If you’re looking for typical american structures, you best bet will the the Preservation funds (I don’t remember the name, something with “national” somewhere!). It’s a survey program that started in the USA in the 30’s to give job to architects. It’s still going on and the great thing is that they surveyed almost anything, small or large, ugly or not. I used their information (free) to plan a brick work facility years ago. I’m pretty sure someone on this forum knows what I’m talking about and will provide you the link.
Also, in Canada, we have access to a good number of scanned insurance maps. They are a great load of value to scale industries and learn how they work. I’m pretty sure they can also be found in numeric format in USA (they are called Sanborn Maps). Habitually, any large city library that respects itself have a copy of them for their respective area.
That would be the National Trust for Historic Preservation. You could also check your favorite prototype’s historical society, and any railroad museums that might operate in your area.
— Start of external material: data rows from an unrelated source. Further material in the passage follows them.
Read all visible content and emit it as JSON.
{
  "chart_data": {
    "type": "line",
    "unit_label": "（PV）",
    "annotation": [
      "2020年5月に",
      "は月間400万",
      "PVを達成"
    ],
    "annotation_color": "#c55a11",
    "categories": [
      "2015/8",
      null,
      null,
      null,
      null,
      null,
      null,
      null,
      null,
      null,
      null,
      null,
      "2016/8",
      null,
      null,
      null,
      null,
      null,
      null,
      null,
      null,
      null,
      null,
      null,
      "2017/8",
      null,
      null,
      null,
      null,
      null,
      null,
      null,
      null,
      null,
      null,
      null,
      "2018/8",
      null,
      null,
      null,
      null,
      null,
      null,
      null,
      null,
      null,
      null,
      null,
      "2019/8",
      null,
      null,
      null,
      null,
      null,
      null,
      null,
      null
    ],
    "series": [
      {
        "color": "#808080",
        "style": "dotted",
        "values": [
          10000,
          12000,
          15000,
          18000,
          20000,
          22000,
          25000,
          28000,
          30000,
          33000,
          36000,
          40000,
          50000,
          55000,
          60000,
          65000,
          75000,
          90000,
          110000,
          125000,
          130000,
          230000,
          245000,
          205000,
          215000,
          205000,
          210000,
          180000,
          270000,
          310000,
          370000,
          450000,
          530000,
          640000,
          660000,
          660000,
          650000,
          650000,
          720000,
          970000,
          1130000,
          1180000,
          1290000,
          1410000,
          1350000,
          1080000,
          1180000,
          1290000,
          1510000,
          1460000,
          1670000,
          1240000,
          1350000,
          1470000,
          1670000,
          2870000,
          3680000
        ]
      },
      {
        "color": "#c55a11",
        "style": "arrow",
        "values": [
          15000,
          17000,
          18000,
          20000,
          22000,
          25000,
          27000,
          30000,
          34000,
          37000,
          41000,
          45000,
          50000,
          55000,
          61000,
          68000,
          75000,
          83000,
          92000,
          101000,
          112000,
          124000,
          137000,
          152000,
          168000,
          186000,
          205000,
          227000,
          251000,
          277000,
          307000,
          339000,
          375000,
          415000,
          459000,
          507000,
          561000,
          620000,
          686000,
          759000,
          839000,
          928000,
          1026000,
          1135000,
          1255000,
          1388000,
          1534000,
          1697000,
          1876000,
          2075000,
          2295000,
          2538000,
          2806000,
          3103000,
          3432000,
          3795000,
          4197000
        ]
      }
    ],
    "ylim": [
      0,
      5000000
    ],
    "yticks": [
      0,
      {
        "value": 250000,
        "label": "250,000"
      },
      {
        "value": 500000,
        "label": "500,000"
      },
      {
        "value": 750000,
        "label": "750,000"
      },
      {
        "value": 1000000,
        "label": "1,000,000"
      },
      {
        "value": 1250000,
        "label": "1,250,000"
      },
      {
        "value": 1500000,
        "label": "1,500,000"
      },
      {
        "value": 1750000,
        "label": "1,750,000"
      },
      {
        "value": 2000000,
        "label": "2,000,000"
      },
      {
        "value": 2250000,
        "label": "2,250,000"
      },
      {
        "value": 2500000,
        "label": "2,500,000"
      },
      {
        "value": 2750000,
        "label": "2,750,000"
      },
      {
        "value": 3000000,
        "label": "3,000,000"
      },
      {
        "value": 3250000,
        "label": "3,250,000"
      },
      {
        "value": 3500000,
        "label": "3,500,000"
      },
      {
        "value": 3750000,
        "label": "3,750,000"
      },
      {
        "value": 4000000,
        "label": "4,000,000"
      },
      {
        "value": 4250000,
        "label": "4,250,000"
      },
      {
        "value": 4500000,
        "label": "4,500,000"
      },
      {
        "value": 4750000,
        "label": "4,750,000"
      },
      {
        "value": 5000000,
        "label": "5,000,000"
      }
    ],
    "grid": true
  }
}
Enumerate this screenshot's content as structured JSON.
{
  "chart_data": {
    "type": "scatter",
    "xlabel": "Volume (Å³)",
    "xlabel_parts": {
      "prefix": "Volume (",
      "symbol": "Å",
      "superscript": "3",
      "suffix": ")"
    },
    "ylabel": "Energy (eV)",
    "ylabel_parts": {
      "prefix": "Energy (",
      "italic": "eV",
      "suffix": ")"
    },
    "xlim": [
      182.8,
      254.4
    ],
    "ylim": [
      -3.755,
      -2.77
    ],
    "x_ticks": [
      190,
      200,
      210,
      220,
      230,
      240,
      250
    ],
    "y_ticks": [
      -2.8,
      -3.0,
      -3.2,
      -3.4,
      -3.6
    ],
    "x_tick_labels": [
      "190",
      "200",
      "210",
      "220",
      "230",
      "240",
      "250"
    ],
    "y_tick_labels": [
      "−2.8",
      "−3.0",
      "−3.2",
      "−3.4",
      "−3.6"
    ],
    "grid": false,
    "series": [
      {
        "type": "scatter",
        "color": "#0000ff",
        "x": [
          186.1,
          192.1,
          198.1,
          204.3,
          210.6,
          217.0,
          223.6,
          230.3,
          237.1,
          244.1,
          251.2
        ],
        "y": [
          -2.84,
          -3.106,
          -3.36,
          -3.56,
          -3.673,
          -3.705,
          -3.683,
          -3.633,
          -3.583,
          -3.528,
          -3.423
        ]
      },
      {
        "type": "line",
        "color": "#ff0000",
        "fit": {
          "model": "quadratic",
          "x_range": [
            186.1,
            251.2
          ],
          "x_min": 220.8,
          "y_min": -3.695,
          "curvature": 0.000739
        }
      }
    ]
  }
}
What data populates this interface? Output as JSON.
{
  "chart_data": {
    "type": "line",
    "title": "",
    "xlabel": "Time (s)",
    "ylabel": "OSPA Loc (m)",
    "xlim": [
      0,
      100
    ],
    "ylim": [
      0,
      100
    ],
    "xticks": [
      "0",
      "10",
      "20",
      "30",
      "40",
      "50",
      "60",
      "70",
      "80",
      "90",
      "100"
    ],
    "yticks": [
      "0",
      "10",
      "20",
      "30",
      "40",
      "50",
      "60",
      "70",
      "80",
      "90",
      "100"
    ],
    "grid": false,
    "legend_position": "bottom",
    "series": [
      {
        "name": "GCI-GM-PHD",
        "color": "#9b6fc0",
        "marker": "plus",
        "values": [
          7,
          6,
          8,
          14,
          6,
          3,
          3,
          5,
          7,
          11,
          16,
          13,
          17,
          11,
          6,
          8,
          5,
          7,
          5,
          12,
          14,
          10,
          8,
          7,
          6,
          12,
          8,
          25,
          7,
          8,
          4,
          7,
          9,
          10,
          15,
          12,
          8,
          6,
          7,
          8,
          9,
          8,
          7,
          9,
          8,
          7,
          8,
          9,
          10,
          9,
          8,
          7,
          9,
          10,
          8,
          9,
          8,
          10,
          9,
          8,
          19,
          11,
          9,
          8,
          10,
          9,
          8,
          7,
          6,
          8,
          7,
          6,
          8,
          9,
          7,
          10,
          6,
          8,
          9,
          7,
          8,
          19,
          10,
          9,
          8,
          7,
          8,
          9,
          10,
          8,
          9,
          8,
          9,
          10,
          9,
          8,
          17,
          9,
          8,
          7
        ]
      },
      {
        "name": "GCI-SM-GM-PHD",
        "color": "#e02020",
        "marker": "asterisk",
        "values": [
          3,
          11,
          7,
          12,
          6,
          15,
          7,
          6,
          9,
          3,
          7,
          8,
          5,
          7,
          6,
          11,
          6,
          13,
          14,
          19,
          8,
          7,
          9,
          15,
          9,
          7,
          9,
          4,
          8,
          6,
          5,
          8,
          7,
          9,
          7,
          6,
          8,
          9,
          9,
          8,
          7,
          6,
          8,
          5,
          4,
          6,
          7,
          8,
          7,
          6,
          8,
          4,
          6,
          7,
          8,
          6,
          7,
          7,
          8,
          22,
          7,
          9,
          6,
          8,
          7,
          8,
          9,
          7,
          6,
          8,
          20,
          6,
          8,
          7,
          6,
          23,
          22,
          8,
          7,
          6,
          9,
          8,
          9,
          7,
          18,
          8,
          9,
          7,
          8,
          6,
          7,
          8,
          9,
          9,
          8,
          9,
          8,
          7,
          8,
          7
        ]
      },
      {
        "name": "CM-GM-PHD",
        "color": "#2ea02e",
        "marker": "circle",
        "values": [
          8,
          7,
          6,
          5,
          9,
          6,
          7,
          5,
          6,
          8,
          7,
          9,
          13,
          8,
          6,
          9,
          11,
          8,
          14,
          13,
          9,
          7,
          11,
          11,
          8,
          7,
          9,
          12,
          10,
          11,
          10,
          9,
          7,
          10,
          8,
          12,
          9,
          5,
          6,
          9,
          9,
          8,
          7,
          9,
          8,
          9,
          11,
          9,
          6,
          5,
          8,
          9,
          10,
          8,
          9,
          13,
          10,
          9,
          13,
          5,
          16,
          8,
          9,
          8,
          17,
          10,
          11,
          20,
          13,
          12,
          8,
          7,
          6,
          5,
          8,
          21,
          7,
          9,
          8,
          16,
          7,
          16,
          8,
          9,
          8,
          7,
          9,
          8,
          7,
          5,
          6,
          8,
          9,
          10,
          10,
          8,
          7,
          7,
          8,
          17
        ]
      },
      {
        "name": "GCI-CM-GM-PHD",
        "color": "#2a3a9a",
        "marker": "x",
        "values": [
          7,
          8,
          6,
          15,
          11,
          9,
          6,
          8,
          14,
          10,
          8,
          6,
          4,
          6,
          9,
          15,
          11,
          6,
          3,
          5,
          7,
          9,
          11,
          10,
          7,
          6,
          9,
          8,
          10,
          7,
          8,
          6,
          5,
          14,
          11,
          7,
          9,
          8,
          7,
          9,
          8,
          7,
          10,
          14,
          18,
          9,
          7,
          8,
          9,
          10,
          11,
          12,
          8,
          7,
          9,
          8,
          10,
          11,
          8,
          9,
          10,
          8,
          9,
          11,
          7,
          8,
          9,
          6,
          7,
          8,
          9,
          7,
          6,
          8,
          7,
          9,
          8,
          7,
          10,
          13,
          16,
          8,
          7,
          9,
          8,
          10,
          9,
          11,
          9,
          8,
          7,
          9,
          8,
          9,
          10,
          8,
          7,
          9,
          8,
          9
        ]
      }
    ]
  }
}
There is some stuff available in the HABS/HAER (Historic American Building Survey/Historical American Engineering Records) collection of the Library of Congress.
Model Railroader published a lot of good structure drawings in the 1940s to 1980s, often together with a construction article. Back issues might not be free right now – but once those DVDs of MR going back to 1934 hit the market I bet there will be boxes of free or super cheap MRs at swap meets.
The HABS-HAER has literally thousands of pictures of buildings of all types, industrial, commercial, agricultural, residential. Many have plans, some have histories, some have pictures of the machinery inside of them or floor plans.
Excellent site. Search for the area or your interest and/or for the type of building or industry in which you are interested. Often they will not have a lan for the specific area, but a similar one someplace else.
If you are interested in Canadian Steam, the CPR Historical Society has on line drawings of a number of stations in Canada showing the overall r/w plan, the location of the station, location of industries located on the railroad r/w such as cattle pens, grain elevators, track locations etc.
They also have on line copies of railroad station plans, roundhouses, turntables, coal bins and other misc buildings.
How far back does your Model Railroader Mag collection go??
Back in the 70’s and 80’s and even further back when it was a proper model railroad mag there where lots of drawings and how to articles that will be very helpful.
They will also be suitable for model railroads[:D] and should be easy to adapt to your railroad.
Also look for the older out of print structure books at train shows these not only have the drawing but suggest how the building could be made…
Forget the current batch of structure books if you plan on doing a lot of scratch building they don’t cater for it that well.